Нищие называли себя «Los Olvidados»[47] – потому, что для остального мира как бы не существовали, и потому, что сами забыли, кто они и кем были прежде. Их воспоминания о родных, о детстве будто находились в иной реальности и принадлежали кому-то другому. Некоторые в прежней жизни были сильны и счастливы, но жизнь эта не имела никакого отношения к настоящему. А многие только и хотели от мира, чтобы он о них забыл.

От нищих Лазаро узнал о великом кудеснике Дионисио Виво, который с пустым взглядом бродит по городу, а два громадных черных ягуара из Кочадебахо де лос Гатос шествуют за ним по пятам. У кудесника на шее след от веревки и рубец от ножа, что рассек горло, но не убил. Дионисио Виво умеет совладать со смертью и творит чудеса.

Как-то воскресным утром Лазаро увидел на городской площади человека, что мог быть только знаменитым колдуном, и бросился к его ногам. Дионисио остановился, а зеваки, и без того пялившиеся на него, заинтересовались неожиданным поворотом событий.

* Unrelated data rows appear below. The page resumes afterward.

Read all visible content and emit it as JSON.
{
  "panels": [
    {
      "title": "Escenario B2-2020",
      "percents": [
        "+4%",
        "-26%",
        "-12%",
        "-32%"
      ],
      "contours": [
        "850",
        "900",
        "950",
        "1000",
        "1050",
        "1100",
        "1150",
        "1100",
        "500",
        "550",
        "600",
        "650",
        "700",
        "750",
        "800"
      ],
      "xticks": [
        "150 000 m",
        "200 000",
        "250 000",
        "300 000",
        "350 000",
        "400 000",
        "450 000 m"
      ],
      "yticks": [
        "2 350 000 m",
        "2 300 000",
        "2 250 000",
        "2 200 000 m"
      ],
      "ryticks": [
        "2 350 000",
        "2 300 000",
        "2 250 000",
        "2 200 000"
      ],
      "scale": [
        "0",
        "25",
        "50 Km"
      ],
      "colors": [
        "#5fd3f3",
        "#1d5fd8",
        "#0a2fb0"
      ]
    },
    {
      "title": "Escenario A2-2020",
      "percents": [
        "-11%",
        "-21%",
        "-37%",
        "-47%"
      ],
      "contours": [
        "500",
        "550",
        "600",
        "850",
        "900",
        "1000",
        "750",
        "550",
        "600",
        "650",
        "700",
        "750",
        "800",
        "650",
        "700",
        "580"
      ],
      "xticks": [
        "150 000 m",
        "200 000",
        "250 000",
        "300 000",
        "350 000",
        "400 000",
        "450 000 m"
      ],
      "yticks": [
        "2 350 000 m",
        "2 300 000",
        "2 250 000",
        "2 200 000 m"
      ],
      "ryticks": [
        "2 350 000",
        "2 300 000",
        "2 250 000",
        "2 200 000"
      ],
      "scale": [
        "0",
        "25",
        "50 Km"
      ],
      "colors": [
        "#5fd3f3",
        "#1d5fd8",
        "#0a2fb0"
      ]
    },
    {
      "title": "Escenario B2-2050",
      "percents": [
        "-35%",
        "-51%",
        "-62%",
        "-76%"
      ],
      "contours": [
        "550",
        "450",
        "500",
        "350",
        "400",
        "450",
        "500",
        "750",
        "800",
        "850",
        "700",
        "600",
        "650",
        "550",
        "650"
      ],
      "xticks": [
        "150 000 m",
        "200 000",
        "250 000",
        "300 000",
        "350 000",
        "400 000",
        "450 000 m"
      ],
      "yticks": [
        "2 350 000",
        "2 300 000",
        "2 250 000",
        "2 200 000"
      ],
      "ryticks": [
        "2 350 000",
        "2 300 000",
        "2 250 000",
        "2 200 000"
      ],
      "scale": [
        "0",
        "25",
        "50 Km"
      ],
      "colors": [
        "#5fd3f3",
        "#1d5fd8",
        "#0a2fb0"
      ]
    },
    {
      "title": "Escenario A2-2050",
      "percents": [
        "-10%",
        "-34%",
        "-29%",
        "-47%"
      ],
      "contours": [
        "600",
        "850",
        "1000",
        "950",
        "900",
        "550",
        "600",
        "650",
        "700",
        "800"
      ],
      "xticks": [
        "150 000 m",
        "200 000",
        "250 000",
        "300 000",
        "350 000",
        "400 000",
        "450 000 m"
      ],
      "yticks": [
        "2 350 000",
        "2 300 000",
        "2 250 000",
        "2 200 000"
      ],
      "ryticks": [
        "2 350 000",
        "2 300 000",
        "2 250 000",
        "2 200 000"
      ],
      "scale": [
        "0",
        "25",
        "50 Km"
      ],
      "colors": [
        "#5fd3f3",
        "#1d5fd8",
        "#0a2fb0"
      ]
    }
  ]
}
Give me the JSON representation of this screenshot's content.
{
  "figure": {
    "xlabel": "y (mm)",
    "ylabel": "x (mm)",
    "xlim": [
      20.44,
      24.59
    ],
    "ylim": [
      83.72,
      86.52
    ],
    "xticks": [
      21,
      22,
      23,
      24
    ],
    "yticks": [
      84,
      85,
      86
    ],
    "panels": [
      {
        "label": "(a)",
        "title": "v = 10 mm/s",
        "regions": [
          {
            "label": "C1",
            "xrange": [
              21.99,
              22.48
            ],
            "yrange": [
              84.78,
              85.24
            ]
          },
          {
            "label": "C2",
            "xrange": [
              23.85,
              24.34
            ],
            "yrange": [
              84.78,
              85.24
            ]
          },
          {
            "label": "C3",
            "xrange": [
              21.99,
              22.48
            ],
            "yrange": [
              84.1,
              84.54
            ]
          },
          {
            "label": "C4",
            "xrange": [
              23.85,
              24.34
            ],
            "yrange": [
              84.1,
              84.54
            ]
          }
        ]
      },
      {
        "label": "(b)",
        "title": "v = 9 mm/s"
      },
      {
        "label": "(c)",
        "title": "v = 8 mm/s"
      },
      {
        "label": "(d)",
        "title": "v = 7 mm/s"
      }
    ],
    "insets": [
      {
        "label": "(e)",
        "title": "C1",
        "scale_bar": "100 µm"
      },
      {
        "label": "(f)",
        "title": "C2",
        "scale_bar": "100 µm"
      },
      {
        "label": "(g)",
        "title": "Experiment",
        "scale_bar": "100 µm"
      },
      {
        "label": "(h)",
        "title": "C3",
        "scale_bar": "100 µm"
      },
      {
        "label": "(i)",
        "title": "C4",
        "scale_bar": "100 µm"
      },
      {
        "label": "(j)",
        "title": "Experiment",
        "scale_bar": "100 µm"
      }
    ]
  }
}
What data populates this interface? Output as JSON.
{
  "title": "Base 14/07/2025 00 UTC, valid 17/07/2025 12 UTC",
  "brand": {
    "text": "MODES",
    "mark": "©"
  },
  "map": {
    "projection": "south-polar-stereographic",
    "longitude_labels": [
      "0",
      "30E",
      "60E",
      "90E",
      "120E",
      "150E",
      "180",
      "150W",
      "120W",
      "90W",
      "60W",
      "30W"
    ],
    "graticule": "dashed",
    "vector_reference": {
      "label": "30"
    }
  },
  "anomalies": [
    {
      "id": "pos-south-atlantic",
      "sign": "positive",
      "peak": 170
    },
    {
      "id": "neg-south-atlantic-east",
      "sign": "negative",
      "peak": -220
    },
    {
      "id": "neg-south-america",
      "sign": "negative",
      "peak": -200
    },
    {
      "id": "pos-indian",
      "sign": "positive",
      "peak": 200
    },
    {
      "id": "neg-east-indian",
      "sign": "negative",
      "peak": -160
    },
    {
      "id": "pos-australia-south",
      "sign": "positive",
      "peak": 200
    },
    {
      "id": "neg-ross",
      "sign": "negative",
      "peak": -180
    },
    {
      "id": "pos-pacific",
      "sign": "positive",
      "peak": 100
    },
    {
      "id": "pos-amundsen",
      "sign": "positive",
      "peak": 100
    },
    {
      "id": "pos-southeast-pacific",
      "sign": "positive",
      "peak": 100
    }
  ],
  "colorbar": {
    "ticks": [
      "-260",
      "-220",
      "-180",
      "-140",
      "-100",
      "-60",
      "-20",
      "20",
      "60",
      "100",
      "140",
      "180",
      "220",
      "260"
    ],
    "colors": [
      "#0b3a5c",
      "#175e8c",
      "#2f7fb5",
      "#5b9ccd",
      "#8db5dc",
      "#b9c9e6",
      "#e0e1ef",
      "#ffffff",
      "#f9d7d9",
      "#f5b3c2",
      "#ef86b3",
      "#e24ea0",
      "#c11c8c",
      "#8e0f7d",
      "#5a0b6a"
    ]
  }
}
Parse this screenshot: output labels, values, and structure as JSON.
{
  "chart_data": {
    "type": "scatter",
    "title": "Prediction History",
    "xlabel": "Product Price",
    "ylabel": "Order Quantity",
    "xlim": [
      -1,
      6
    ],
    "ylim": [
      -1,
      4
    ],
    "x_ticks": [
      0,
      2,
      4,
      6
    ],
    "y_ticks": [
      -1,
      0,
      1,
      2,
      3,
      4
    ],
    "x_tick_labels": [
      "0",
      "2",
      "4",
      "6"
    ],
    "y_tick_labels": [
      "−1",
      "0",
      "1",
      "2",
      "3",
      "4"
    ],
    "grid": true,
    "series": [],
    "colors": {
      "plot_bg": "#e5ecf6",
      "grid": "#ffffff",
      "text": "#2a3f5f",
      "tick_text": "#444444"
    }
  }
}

Лазаро отбросил капюшон, и кое-кто ахнул или завопил от ужаса. Дионисио Виво смотрел на человека, в мольбе простершего руки:

– Исцелите меня, господин.

52. Las locas (2)

Когда Летиция ушла, написав записку, звучавшую, как завещание и последняя просьба свергнутой королевы, Дионисио, вновь оказавшись в беспросветном мраке одиночества, раздумывал над советом пойти к другим женщинам. Он свернул листок в трубочку, потом раскатал и прочел еще раз.

По дороге в лагерь Дионисио зашел в полицейский участок и оставил записку Рамону:

Дорогой друг,

Надеюсь, ты поймешь, если скажу, что наконец-то проснулся и вернулся к жизни на этом свете. Я был близок к смерти; о моей кончине поторопились известить газеты; и однажды я умирал – остались шрамы на горле. Как человек, сведший некоторое знакомство с костлявой и в полной мере сознающий остроту жизни, спешу уведомить, что являюсь твоим верным другом до гробовой доски и любовь моя равна любви, изъявленной тобой, любви Давида и Ионафана. Сказать о сем, дружище, необходимо, это мой долг перед тобой, востребованный жизнью, и теперь я выплачиваю его от всей души.

Дионисио.


Фульгенсия Астиз – грозная сантандерианка с револьвером, что служил средством против сексуальных домогательств вместо отправленной на покой иконки, владелица склянок с приворотным зельем, обладательница крепких мускулов и предводительница женщин в лагере – узнала Дионисио, едва он появился. Ей хватило одного взгляда на человека с походкой индейца и шрамами висельника, на двух кошек с гипнотическими желтыми глазами и лапами, подбитыми черным бархатом, и она безошибочно признала Дионисио Виво, который пробудил в ней материнский инстинкт. Подбоченясь и широко расставив ноги, она загородила ему дорогу и тоном раздраженной жены запросто вопросила:

– Так! Ну и где ж тебя черти носили столько времени?! Мы тут ждем-пождем – и ничего! Сколько можно? Уж глаза ни на что не смотрят!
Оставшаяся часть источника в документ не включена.